Sturing en samenhang
De Omgevingsvisie, die in 2023 gereed is, moet er voor zorgen dat er meer sturing en samenhang in de aanpak van de grote opgaven waar ook Twente voor staat als het gaat om de ruimtelijke inrichting. Kernpunt uit de visie
is dat de gesteldheid van de bodem en het water bepalen waar ruimte is voor welke bedrijvigheid, zoals landbouw en voedselproductie mag plaatsvinden. Vanuit die insteek zal de provincie regels vaststellen/uitvoeren en regie voeren
bij de invulling van de schaarse ruimte. Bij de ruimtelijke inrichting gaat het niet alleen om stedelijke en plattelandsontwikkeling, woningbouw, landbouw in relatie tot natuurbehoud/herstel, maar ook om verbindingen/infrastructuur. Waarbij ook nadrukkelijk over de grens wordt gekeken. Zo staat volgens Bart Parmet het doortrekken van de treinverbinding Zwolle-Twente-Mà¼nster hoog op de agenda.
Vertrouwen laag
Probleem bij het vinden van draagvlak onder de bevolking voor de opgaven waar de regio voor staat is volgens moderator Michael Sijbom, directeur van Landschap Overijssel, dat het vertrouwen in de overheid laag is. Bart Parmet geeft aan dat ‘het samenspel tussen overheid en burgers opnieuw moet worden uitgevonden’. Het midden wordt naar zijn zeggen steeds kleiner. ‘We moeten op zoek naar de middengroep, die je niet zo vaak hoort.’ Terug naar de menselijke maat, middels individuele gesprekken. Theo de Bruijn beaamt dat er meer bewustwording nodig is. Niet alleen bij bestuurders en politici, maar zeker ook bij de burgers. De Bruijn heeft de indruk dat de gemiddelde burger nog (te) weinig ‘gevoel en beleving’ heeft bij de grote opgaven waar de regio voor staat. Het onderwijs zou naar zijn mening een rol kunnen spelen bij het vergroten van de bewustwording.
Strijdige belangen
Waar Bart Parmet een belangrijke sturende rol voor de overheid ziet weggelegd, door doelen en kaders te stellen, meent Theo de Bruijn dat de overheid ‘niet alles kan bedenken’. Michael Sijbom kan zich wel vinden in het ‘model’ dat de overheid de kaders stelt en de samenleving de uitvoering invult. ‘Maar de samenleving is het ook al niet eens over de kaders!’ Wat de reactie uit de zaal uitlokt dat er sprake is van enorme strijdige belangen, bijvoorbeeld waar het gaat om de transitie van de landbouw.
Niet wat, maar hoe
Op de vraag van moderator Sijbom hoe er in dit proces voor regie kan worden gezorgd, laat Parmet weten vooralsnog geen meerwaarde te zien in een Panorama Twente 2050. ‘Het gaat om de uitwerking van beleidsplannen.

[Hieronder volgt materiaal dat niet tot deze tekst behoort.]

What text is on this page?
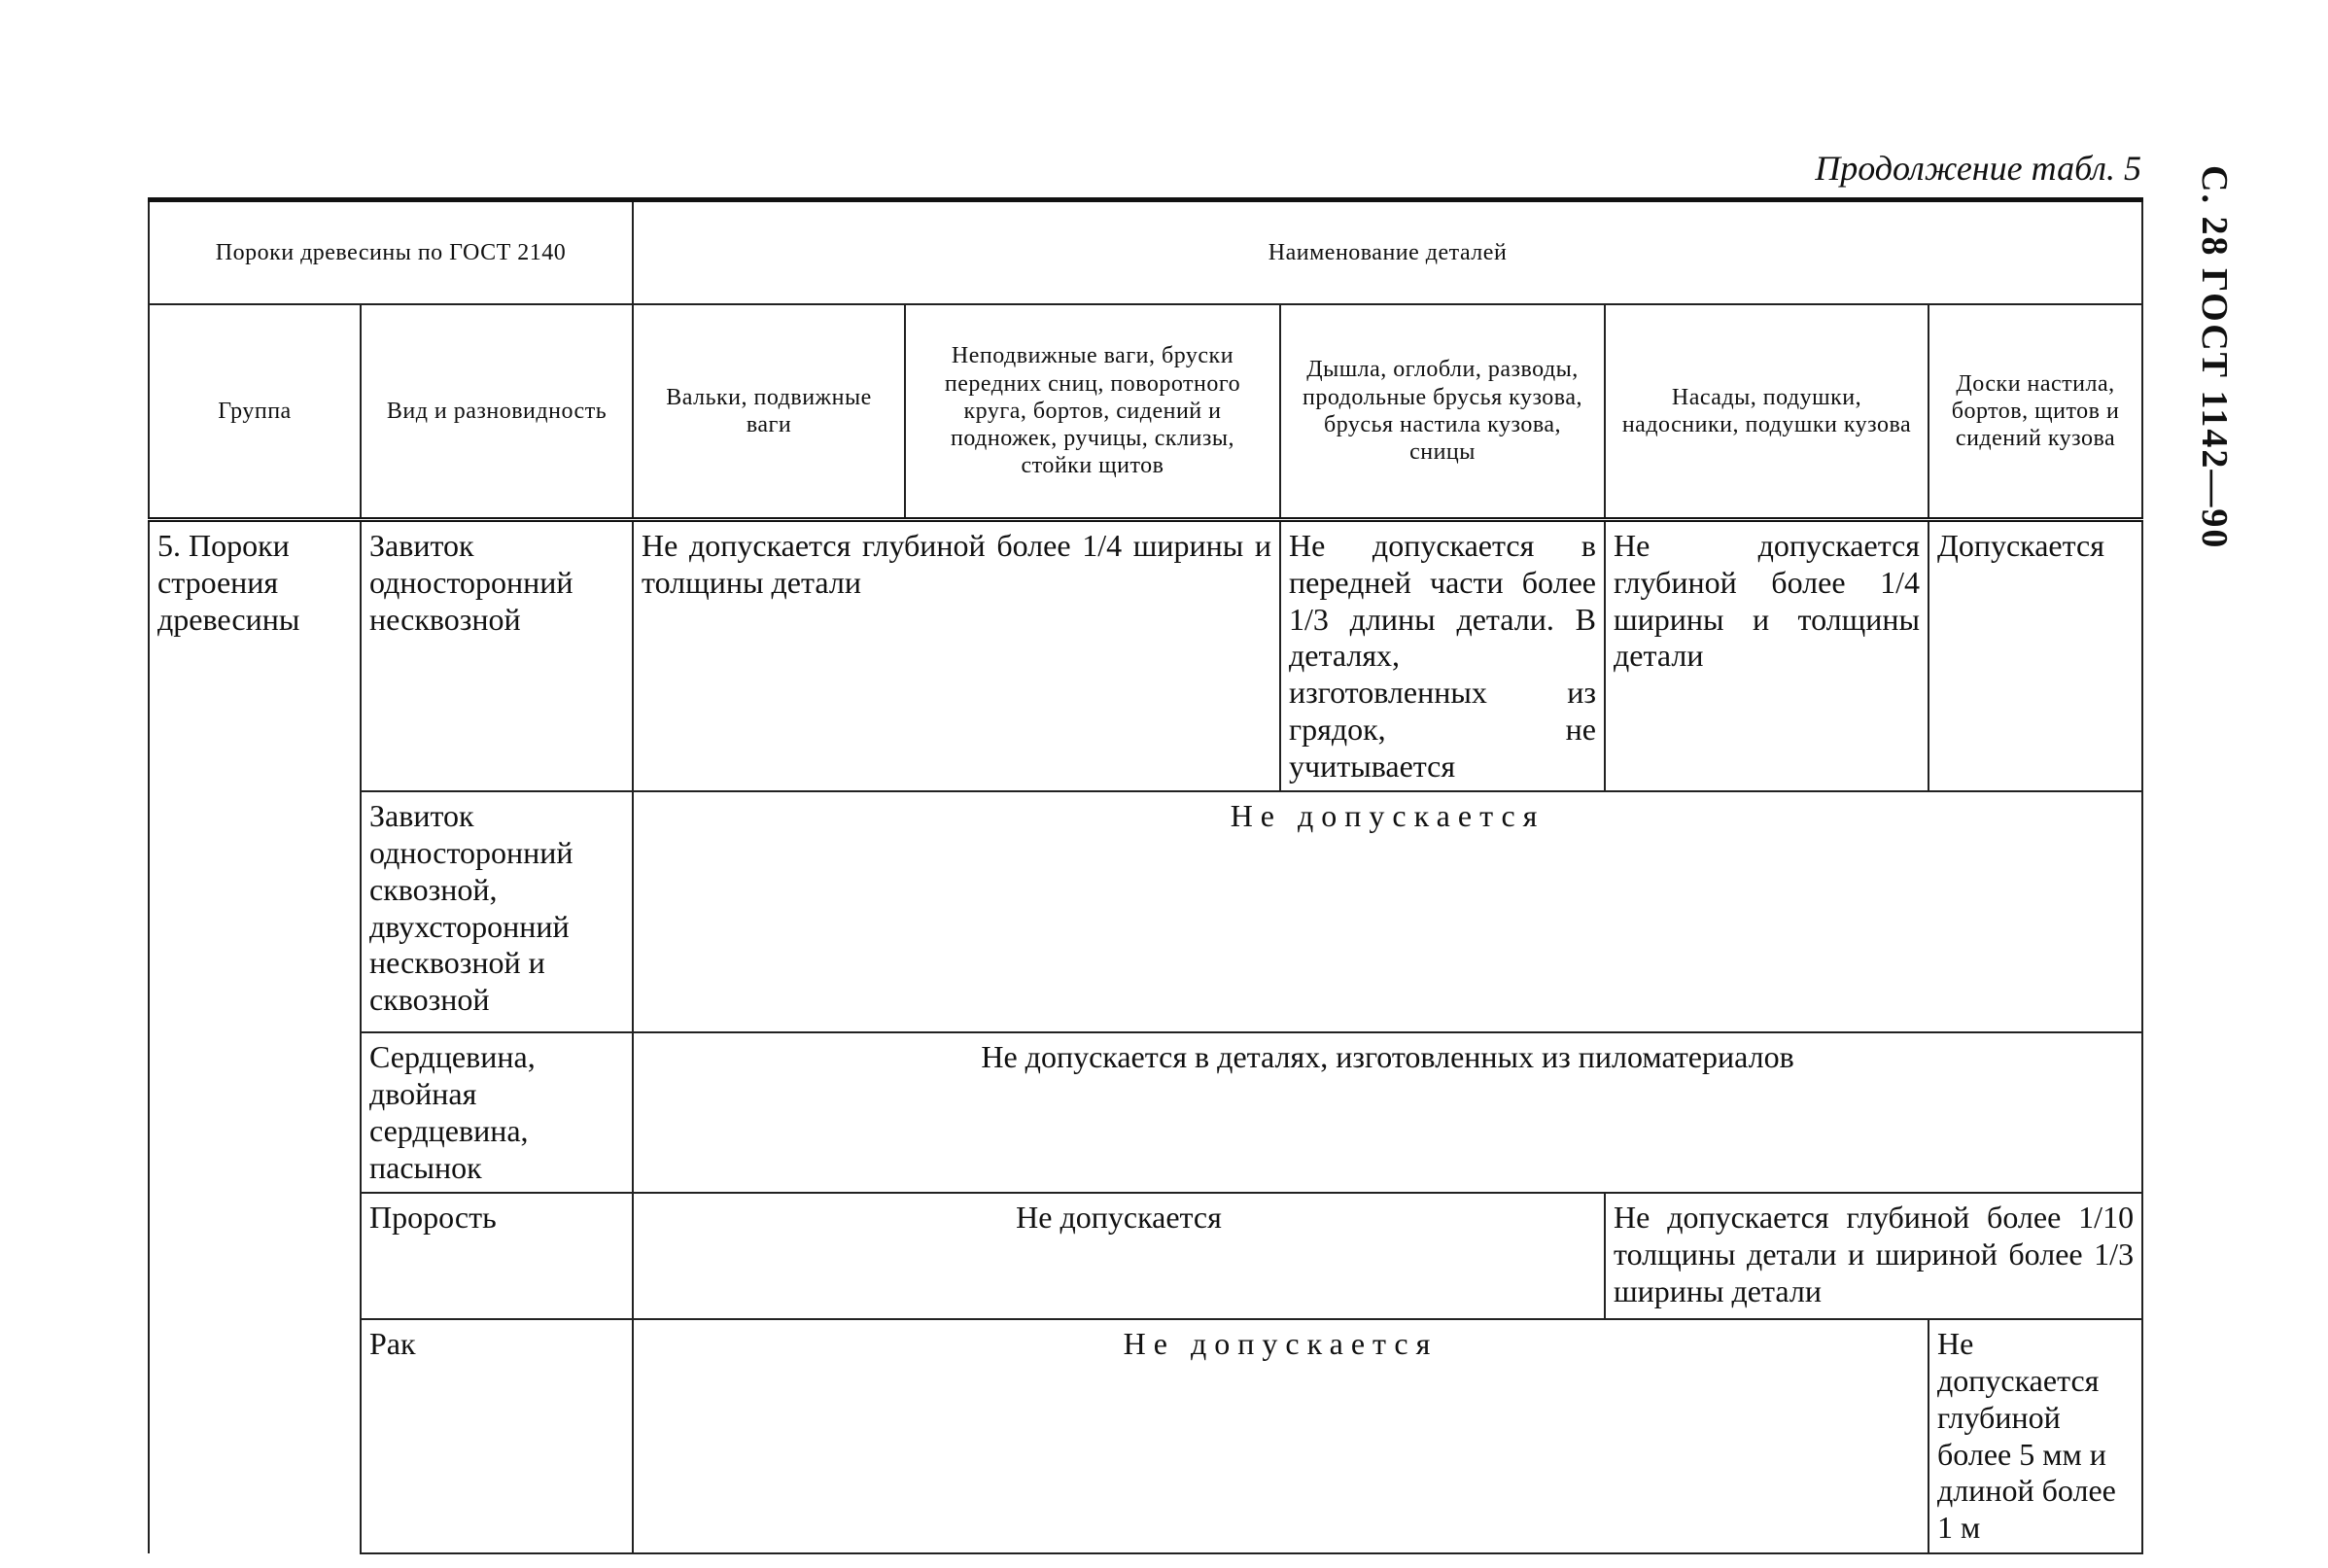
Продолжение табл. 5	С. 28 ГОСТ 1142—90
Пороки древесины по ГОСТ 2140		Наименование деталей				
Группа	Вид и разновидность	Вальки, подвижные ваги	Неподвижные ваги, бруски передних сниц, поворотного круга, бортов, сидений и подножек, ручицы, склизы, стойки щитов	Дышла, оглобли, разводы, продольные брусья кузова, брусья настила кузова, сницы	Насады, подушки, надосники, подушки кузова	Доски настила, бортов, щитов и сидений кузова
5. Пороки строения древесины	Завиток односторонний несквозной	Не допускается глубиной более 1/4 ширины и толщины детали		Не допускается в передней части более 1/3 длины детали. В деталях, изготовленных из грядок, не учитывается	Не допускается глубиной более 1/4 ширины и толщины детали	Допускается
	Завиток односторонний сквозной, двухсторонний несквозной и сквозной	Не допускается				
	Сердцевина, двойная сердцевина, пасынок	Не допускается в деталях, изготовленных из пиломатериалов				
	Прорость	Не допускается			Не допускается глубиной более 1/10 толщины детали и шириной более 1/3 ширины детали	
	Рак	Не допускается				Не допускается глубиной более 5 мм и длиной более 1 м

Dus niet zozeer om wat er moet gebeuren, maar hoe we dat met elkaar bereiken.’
Theo de Bruijn heeft zo z’n twijfels of alles via wetten en regels moet worden afgedwongen. Vanuit de zaal komt de vraag wanneer het ‘stapelen van wetgeving’ gaat ophouden. Juridische strijd is een heilloze weg. De Bruijn denkt dat er wel degelijk behoefte is aan een stip op de horizon op Twents niveau. Een duidelijk doel voor de toekomst, waar in gezamenlijkheid naar toe gewerkt kan worden. Hij ziet dat er op Twentse schaal al heel veel wordt samengewerkt om de opgaven waar de regio voor staat aan te pakken.
‘Wat wij willen’
Kernvraag vanuit de zaal aan de inleiders aan het slot van deze bijeenkomst: Denken jullie dat de overheid voldoende in staat is om participatie van burgers te organiseren? Bart Parmet antwoordt voorzichtig en formeel. ‘De provincie Overijssel probeert dit actief te ontwikkelen. We blijven altijd leren.’ Theo de Bruijn praat met minder meel in de mond: ‘De overheid moet alleen maar uitvoeren wat wij willen!’
(Energietransitie, donderdag 2 juni, De Wethouder, Denekamp)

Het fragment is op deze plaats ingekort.